CARE Canada Recommendations on Canadian Government's Countries of Focus for Development Assistance

On Tuesday, May 17, CARE Canada Senior Director of International Development Santiago Alba-Corral and Advocacy and Government Relations Advisor Shaughn McArthur spoke before the House of Commons Standing Committee on Foreign Affairs and International Development on the topic of the Canadian government's countries of focus for bilateral development assistance.

Watch the televised committee meeting here (external link).

CARE Canada's Key Recommendations

Amid the International Assistance Review recently launched by the Minister of International Development and La Francophonie, the Government of Canada today faces a unique opportunity to undertake a thorough analysis to ensure its international assistance is tailored to address the right issues, in the right communities, and for the greatest possible impact.

CARE Canada offers five recommendations to help guide that process.

First, the Government should undertake an evaluation of Canada’s country of focus approach. This should include an assessment of what has worked, or not, since the approach was first adopted in 2009. Has a focus on select countries truly enhanced the impact and efficiency of Canada’s development assistance? Has it improved development outcomes for women and girls in those countries?

Second, the Government should ensure that its focus on helping the poorest and most vulnerable people defines how, where and what type of assistance is delivered.
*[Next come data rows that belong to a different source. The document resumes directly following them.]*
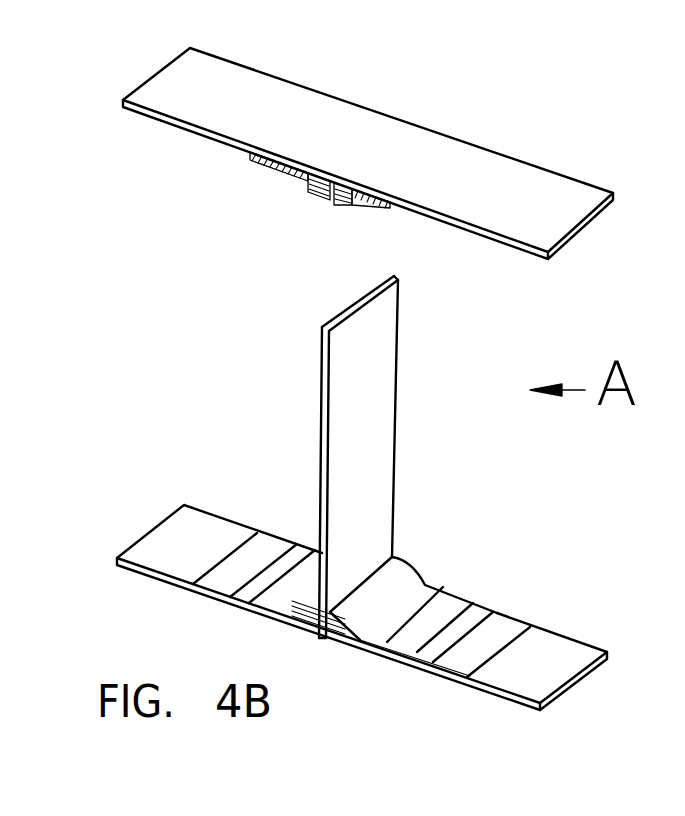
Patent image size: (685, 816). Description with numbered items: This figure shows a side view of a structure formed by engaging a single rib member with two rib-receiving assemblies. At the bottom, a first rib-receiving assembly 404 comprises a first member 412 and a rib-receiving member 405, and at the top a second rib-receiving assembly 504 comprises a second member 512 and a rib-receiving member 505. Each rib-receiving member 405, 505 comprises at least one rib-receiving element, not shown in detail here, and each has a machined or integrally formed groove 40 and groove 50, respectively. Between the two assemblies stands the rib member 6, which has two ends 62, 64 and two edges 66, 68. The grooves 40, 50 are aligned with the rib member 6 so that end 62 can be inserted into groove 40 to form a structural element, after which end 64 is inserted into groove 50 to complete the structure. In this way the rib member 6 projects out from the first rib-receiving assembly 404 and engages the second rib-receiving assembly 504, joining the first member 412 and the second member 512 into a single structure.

The rib member 6 is at (361, 462).
The groove 40 is at (333, 618).
The groove 50 is at (292, 218).
The end 62 is at (319, 636).
The end 64 is at (386, 278).
The edge 66 is at (323, 408).
The edge 68 is at (397, 383).
The first rib-receiving assembly 404 is at (351, 583).
The rib-receiving member 405 is at (413, 581).
The first member 412 is at (138, 540).
The second rib-receiving assembly 504 is at (388, 173).
The rib-receiving member 505 is at (308, 186).
The second member 512 is at (128, 110).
Need should not be defined by a country’s status as a least developed country. According to the World Bank, 73 percent of the world’s poor live in middle-income countries. People, not countries, should be the targets of Canadian assistance. Inequality is the lens through which these people are best identified, and assisted.

Third, if a country of focus approach is retained, the Government should be held to account for those commitments. This means developing long-term – 10 to 15 year – strategies for each country, in consultation with implementing partners. These should be linked to broader regional strategies, and attached to transparent and predictable funding envelopes. They should be flexible enough to accommodate changing conditions, but rigid enough to follow through on complex change. They should include mechanisms to support emergency preparedness in countries prone to natural disasters or conflict, and to redirect resources when disaster strikes. All international development strategies should be underpinned by robust monitoring and evaluation systems, and subject to regular reviews.
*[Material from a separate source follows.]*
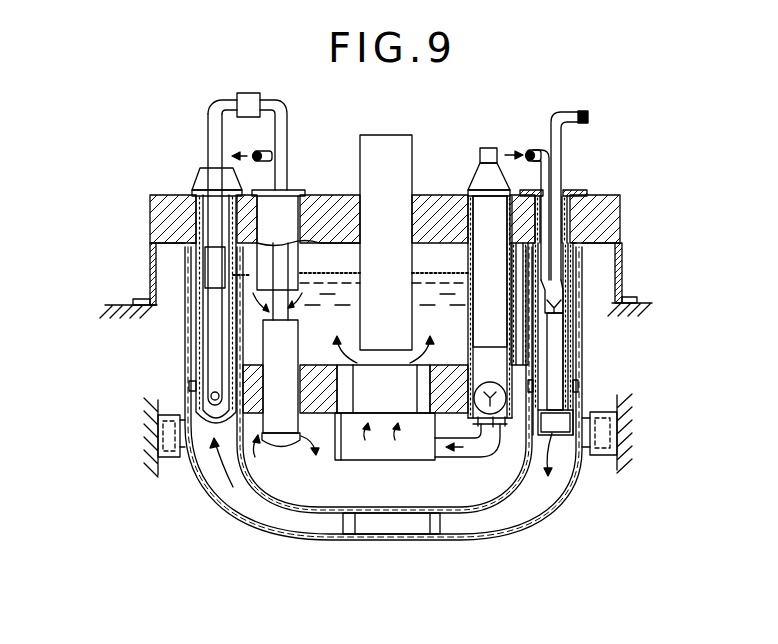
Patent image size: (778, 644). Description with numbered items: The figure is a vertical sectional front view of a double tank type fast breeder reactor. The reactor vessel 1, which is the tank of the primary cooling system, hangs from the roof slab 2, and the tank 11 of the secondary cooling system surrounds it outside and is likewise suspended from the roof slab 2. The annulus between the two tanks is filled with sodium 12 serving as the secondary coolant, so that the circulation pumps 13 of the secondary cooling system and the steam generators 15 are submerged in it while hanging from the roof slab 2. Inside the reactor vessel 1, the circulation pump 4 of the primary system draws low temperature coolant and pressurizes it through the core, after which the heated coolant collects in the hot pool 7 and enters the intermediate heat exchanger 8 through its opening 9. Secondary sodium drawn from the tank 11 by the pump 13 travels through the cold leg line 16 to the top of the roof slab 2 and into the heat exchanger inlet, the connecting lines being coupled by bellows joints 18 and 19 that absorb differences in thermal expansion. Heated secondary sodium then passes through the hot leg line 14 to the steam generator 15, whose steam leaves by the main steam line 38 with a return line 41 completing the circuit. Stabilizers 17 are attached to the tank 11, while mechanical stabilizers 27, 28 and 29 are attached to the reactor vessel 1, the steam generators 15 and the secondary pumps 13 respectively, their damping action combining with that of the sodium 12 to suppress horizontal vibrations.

Fourth, Canada’s new International Assistance Framework should include a mechanism for regular impact monitoring. The broad range of indicators attached to the Sustainable Development Goals provide a ready means to help measure Canada’s impact, while ensuring alignment with global objectives.

Finally, international development assistance must always be motivated by the interests of the people it aims to assist. The amalgamation of Canada’s foreign affairs, international trade and international development departments creates the conditions for more coherent and efficient engagement in the world. Trade and diplomacy can do much to leverage Canadian advantages, and support international development objectives. However, international development itself is undermined if it is seen to support trade and diplomatic outcomes.